Vorwürfe schon im Vorfeld
Grund für die ungewöhnlichen Sicherheitsprozeduren sind Hassnachrichten aus dem rechten Milieu, die das Museum nach eigenen Angaben vor der Ausstellungseröffnung erhalten hat: Der Durchschnittsnazi macht eben keine Luftsprünge, wenn sich eine Kulturinstitution der Dokumentation nichtgermanischer Textilien widmen möchte; er schickt lieber Morddrohungen.
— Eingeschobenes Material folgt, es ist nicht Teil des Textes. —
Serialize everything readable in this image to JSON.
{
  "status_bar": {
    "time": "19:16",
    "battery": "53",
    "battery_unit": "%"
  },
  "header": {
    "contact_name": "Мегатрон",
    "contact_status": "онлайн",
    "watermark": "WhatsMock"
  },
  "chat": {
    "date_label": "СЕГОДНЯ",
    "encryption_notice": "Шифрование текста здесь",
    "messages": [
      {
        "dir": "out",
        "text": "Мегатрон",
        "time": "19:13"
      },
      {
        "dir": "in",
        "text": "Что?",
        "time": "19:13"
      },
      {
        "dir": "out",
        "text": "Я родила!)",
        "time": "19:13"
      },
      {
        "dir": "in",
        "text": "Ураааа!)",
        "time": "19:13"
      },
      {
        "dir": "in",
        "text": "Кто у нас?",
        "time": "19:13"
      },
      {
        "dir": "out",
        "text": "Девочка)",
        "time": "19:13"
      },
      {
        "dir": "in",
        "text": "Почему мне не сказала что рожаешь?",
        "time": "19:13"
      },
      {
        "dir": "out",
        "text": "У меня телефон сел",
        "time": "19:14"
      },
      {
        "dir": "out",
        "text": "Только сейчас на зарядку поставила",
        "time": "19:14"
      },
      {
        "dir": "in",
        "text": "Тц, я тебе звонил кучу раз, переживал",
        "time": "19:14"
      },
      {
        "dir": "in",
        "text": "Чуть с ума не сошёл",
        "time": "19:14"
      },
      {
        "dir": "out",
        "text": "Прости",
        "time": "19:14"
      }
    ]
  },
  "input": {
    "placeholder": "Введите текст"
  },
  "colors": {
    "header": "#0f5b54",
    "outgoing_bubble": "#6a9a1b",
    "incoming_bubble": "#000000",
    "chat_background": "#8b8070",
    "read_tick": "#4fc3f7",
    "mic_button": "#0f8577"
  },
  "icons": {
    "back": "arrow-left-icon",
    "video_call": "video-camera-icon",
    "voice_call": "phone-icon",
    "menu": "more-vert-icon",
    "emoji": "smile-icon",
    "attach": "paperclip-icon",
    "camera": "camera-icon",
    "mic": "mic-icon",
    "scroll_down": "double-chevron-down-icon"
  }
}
Angriffe auf das Team um den Museumsdirektor Matthias Wagner K gab es aber auch aus anderer Richtung. So äusserten sich einige Feministinnen empört über die Schau: Die von Alice Schwarzer herausgegebene Zeitschrift «Emma» skandalisierte diese als «Werbeausstellung fürs Kopftuch», ähnlich sah es Naila Chikhi von der Frauenrechtsorganisation Terre des femmes, die dem Museum vorwarf, sich vor den Karren der Ultrareligiösen spannen zu lassen. Auch jener Teil der deutschen Linken, der beim Thema Islam besonders allergisch ist, witterte postkolonialen Hokuspokus und einen Kniefall vor einer barbarischen Ideologie.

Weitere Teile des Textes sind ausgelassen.